Sombre et lumineux, cynique et dramatique, social et humain, Betty Fisher - le film - se fragmente en plusieurs histoires, autant de personnages et d'intrigues, pour finalement ne rescaper que l'espoir. Claude Miller, avec un brio admirable, joue à l'équilibriste, trouve dans le format numérique une véritable jubilation et un rajeunissement de sa mise en scène, tout en explorant avec constance ses thèmes de prédilections : la femme en détresse, l'enfant victime, la fuite en avant des uns, la médiocrité pardonnée des autres.

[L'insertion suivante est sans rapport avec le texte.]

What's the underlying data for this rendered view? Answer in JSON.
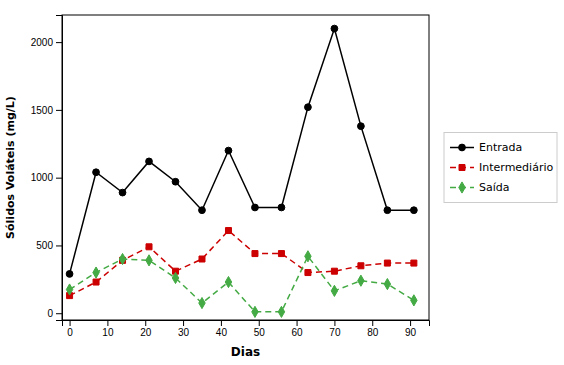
{
  "chart_data": {
    "type": "line",
    "x": [
      0,
      7,
      14,
      21,
      28,
      35,
      42,
      49,
      56,
      63,
      70,
      77,
      84,
      91
    ],
    "series": [
      {
        "name": "Entrada",
        "color": "#000000",
        "marker": "circle",
        "line_style": "solid",
        "values": [
          290,
          1040,
          890,
          1120,
          970,
          760,
          1200,
          780,
          780,
          1520,
          2100,
          1380,
          760,
          760
        ]
      },
      {
        "name": "Intermediário",
        "color": "#cc0000",
        "marker": "square",
        "line_style": "dashed",
        "values": [
          130,
          230,
          390,
          490,
          310,
          400,
          610,
          440,
          440,
          300,
          310,
          350,
          370,
          370
        ]
      },
      {
        "name": "Saída",
        "color": "#44aa44",
        "marker": "diamond",
        "line_style": "dashed",
        "values": [
          175,
          300,
          400,
          390,
          260,
          75,
          230,
          10,
          10,
          420,
          165,
          240,
          215,
          95
        ]
      }
    ],
    "xlabel": "Dias",
    "ylabel": "Sólidos Voláteis (mg/L)",
    "xlim": [
      -2,
      95
    ],
    "ylim": [
      -50,
      2200
    ],
    "xticks": [
      0,
      10,
      20,
      30,
      40,
      50,
      60,
      70,
      80,
      90
    ],
    "yticks": [
      0,
      500,
      1000,
      1500,
      2000
    ],
    "grid": false,
    "legend": "right"
  }
}
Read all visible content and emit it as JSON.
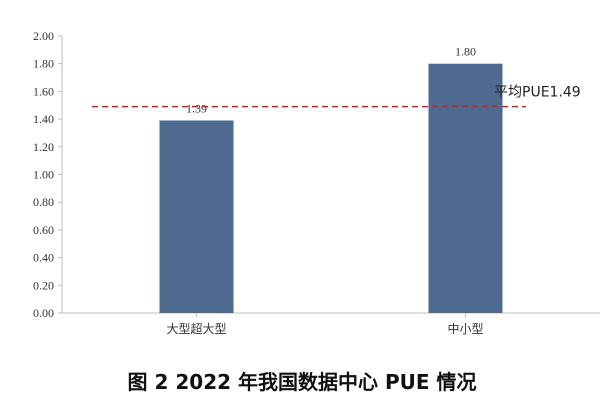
{
  "caption": "图 2 2022 年我国数据中心 PUE 情况",
  "chart_data": {
    "type": "bar",
    "categories": [
      "大型超大型",
      "中小型"
    ],
    "values": [
      1.39,
      1.8
    ],
    "value_labels": [
      "1.39",
      "1.80"
    ],
    "y_ticks": [
      "0.00",
      "0.20",
      "0.40",
      "0.60",
      "0.80",
      "1.00",
      "1.20",
      "1.40",
      "1.60",
      "1.80",
      "2.00"
    ],
    "ylim": [
      0,
      2.0
    ],
    "grid": false,
    "reference_line": {
      "value": 1.49,
      "label": "平均PUE1.49",
      "style": "dashed",
      "color": "#cc2222"
    },
    "bar_color": "#4e6a8e",
    "title": "图 2 2022 年我国数据中心 PUE 情况"
  }
}
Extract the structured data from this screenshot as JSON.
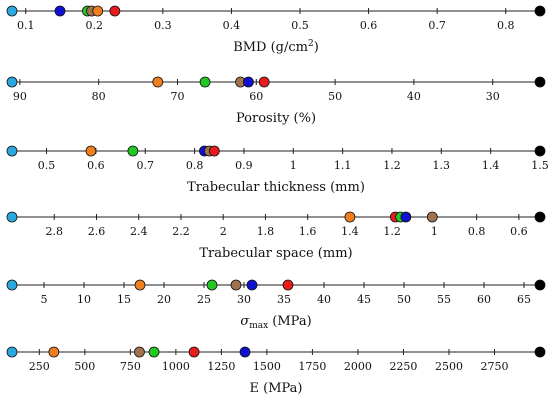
{
  "chart_data": [
    {
      "type": "scatter",
      "xlabel": "BMD (g/cm²)",
      "ticks": [
        0.1,
        0.2,
        0.3,
        0.4,
        0.5,
        0.6,
        0.7,
        0.8
      ],
      "tick_labels": [
        "0.1",
        "0.2",
        "0.3",
        "0.4",
        "0.5",
        "0.6",
        "0.7",
        "0.8"
      ],
      "xlim": [
        0.08,
        0.85
      ],
      "reversed": false,
      "points": [
        {
          "value": 0.08,
          "color": "#29a9e0"
        },
        {
          "value": 0.15,
          "color": "#1010d0"
        },
        {
          "value": 0.19,
          "color": "#22c822"
        },
        {
          "value": 0.196,
          "color": "#a0724e"
        },
        {
          "value": 0.205,
          "color": "#f07f1f"
        },
        {
          "value": 0.23,
          "color": "#e81c1c"
        },
        {
          "value": 0.85,
          "color": "#000000"
        }
      ]
    },
    {
      "type": "scatter",
      "xlabel": "Porosity (%)",
      "ticks": [
        90,
        80,
        70,
        60,
        50,
        40,
        30
      ],
      "tick_labels": [
        "90",
        "80",
        "70",
        "60",
        "50",
        "40",
        "30"
      ],
      "xlim": [
        91,
        24
      ],
      "reversed": true,
      "points": [
        {
          "value": 91,
          "color": "#29a9e0"
        },
        {
          "value": 72.5,
          "color": "#f07f1f"
        },
        {
          "value": 66.5,
          "color": "#22c822"
        },
        {
          "value": 62,
          "color": "#a0724e"
        },
        {
          "value": 61,
          "color": "#1010d0"
        },
        {
          "value": 59,
          "color": "#e81c1c"
        },
        {
          "value": 24,
          "color": "#000000"
        }
      ]
    },
    {
      "type": "scatter",
      "xlabel": "Trabecular thickness (mm)",
      "ticks": [
        0.5,
        0.6,
        0.7,
        0.8,
        0.9,
        1,
        1.1,
        1.2,
        1.3,
        1.4,
        1.5
      ],
      "tick_labels": [
        "0.5",
        "0.6",
        "0.7",
        "0.8",
        "0.9",
        "1",
        "1.1",
        "1.2",
        "1.3",
        "1.4",
        "1.5"
      ],
      "xlim": [
        0.43,
        1.5
      ],
      "reversed": false,
      "points": [
        {
          "value": 0.43,
          "color": "#29a9e0"
        },
        {
          "value": 0.59,
          "color": "#f07f1f"
        },
        {
          "value": 0.675,
          "color": "#22c822"
        },
        {
          "value": 0.82,
          "color": "#1010d0"
        },
        {
          "value": 0.83,
          "color": "#a0724e"
        },
        {
          "value": 0.84,
          "color": "#e81c1c"
        },
        {
          "value": 1.5,
          "color": "#000000"
        }
      ]
    },
    {
      "type": "scatter",
      "xlabel": "Trabecular space (mm)",
      "ticks": [
        2.8,
        2.6,
        2.4,
        2.2,
        2,
        1.8,
        1.6,
        1.4,
        1.2,
        1,
        0.8,
        0.6
      ],
      "tick_labels": [
        "2.8",
        "2.6",
        "2.4",
        "2.2",
        "2",
        "1.8",
        "1.6",
        "1.4",
        "1.2",
        "1",
        "0.8",
        "0.6"
      ],
      "xlim": [
        3.0,
        0.5
      ],
      "reversed": true,
      "points": [
        {
          "value": 3.0,
          "color": "#29a9e0"
        },
        {
          "value": 1.4,
          "color": "#f07f1f"
        },
        {
          "value": 1.185,
          "color": "#e81c1c"
        },
        {
          "value": 1.16,
          "color": "#22c822"
        },
        {
          "value": 1.135,
          "color": "#1010d0"
        },
        {
          "value": 1.01,
          "color": "#a0724e"
        },
        {
          "value": 0.5,
          "color": "#000000"
        }
      ]
    },
    {
      "type": "scatter",
      "xlabel": "σmax (MPa)",
      "ticks": [
        5,
        10,
        15,
        20,
        25,
        30,
        35,
        40,
        45,
        50,
        55,
        60,
        65
      ],
      "tick_labels": [
        "5",
        "10",
        "15",
        "20",
        "25",
        "30",
        "35",
        "40",
        "45",
        "50",
        "55",
        "60",
        "65"
      ],
      "xlim": [
        1,
        67
      ],
      "reversed": false,
      "points": [
        {
          "value": 1,
          "color": "#29a9e0"
        },
        {
          "value": 17,
          "color": "#f07f1f"
        },
        {
          "value": 26,
          "color": "#22c822"
        },
        {
          "value": 29,
          "color": "#a0724e"
        },
        {
          "value": 31,
          "color": "#1010d0"
        },
        {
          "value": 35.5,
          "color": "#e81c1c"
        },
        {
          "value": 67,
          "color": "#000000"
        }
      ]
    },
    {
      "type": "scatter",
      "xlabel": "E (MPa)",
      "ticks": [
        250,
        500,
        750,
        1000,
        1250,
        1500,
        1750,
        2000,
        2250,
        2500,
        2750
      ],
      "tick_labels": [
        "250",
        "500",
        "750",
        "1000",
        "1250",
        "1500",
        "1750",
        "2000",
        "2250",
        "2500",
        "2750"
      ],
      "xlim": [
        100,
        3000
      ],
      "reversed": false,
      "points": [
        {
          "value": 100,
          "color": "#29a9e0"
        },
        {
          "value": 330,
          "color": "#f07f1f"
        },
        {
          "value": 800,
          "color": "#a0724e"
        },
        {
          "value": 880,
          "color": "#22c822"
        },
        {
          "value": 1100,
          "color": "#e81c1c"
        },
        {
          "value": 1380,
          "color": "#1010d0"
        },
        {
          "value": 3000,
          "color": "#000000"
        }
      ]
    }
  ]
}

L'introduction du film, très hitchcockienne - une cabine de train, une mère et sa fille, une folie meurtrière - nous plonge froidement dans un univers réaliste, à la frontière de la folie, de cet inconnu qui va nous surprendre jusqu'à la fin. Betty Fisher et autres histoires est une sorte de polar qui prend sa quintessance lors du final, avec un aéroport, une valise pleine de billets, un enfant recherché dans toute la France, et un flic sans flair. A nous de deviner les titres de journaux le lendemain : banal fait divers macabre et cupide.
Mais on ne peut pas résumer le film à cette enquête. D'ailleurs ça n'est que son fil conducteur entre les multiples pièces d'un puzzle qu'on nous dévoile avec patience et qui appelle la curiosité.
Claude Miller s'attache beaucoup plus à ses personnages. Film chorégraphique, il noue et dénoue les pas de deux entre des gens tout à fait banals mais dont les actes sont parfois surprenants.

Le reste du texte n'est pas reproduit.